For a while, Jason Hart of Manchester, England, believed that crime could pay. He sold a number of items on eBay, including 20 Xboxes, mobile phones, and tickets to the Ryder Cup, concerts, and other events. All in all, he made £23,500 (about $36,000) between September 2006 and April 2007.
That’s a profitable venture. Very profitable, in fact, since he never sent the buyers any of the items he sold. When those buyers pursued him for the goods, he came up with a string of excuses, the BBC reports, the ultimate of which was calling the local paper, posing as his father, to say Jason Hart had died. Finally complaints by customers to the police prompted an investigation, and authorities worked with eBay.
Now it’s all come back to haunt him, as he pleaded guilty to conspiracy to commit fraud, with the additional sting of perjury for telling a court his mother had died. He received six months in jail for the lie and another 18 months for the fraud.

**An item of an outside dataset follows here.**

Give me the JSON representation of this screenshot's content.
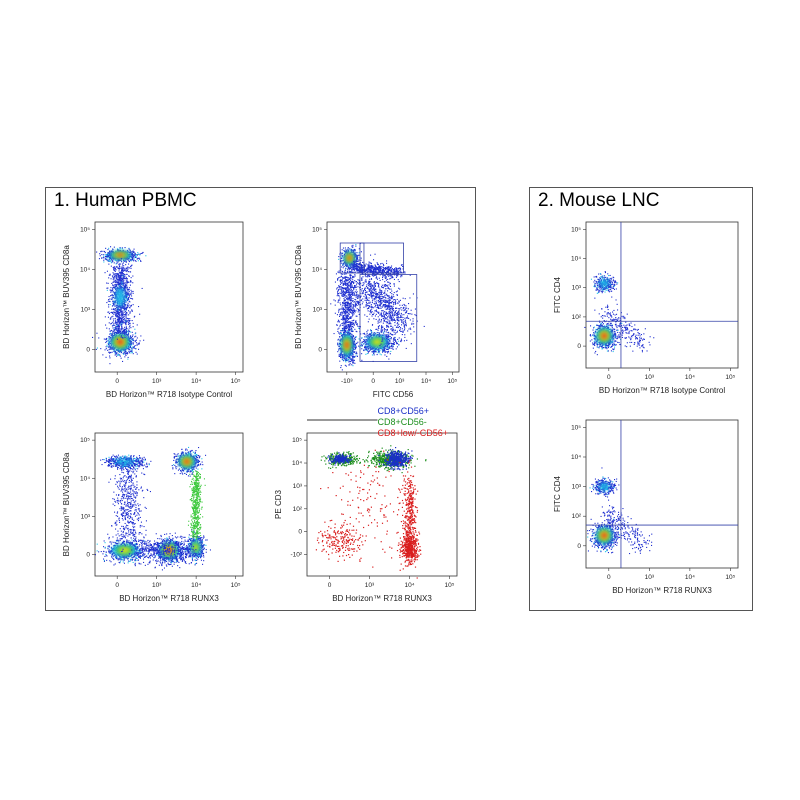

While pronouncing sentence, judge Mr Justice Everett told him:
"You put people off in that horrible, cynical fashion, showing just how capable you are of manipulative behavior in a dishonest way."
Hart’s girlfriend of the time had already pleaded guilty to acquiring criminal property for receiving gifts from Hart.
Richard Ambrose, head of Trust and Safety for eBay UK, said:
"The sentencing of Hart sends out a clear signal to sellers who try to defraud buyers on our site that they won’t get away with it.”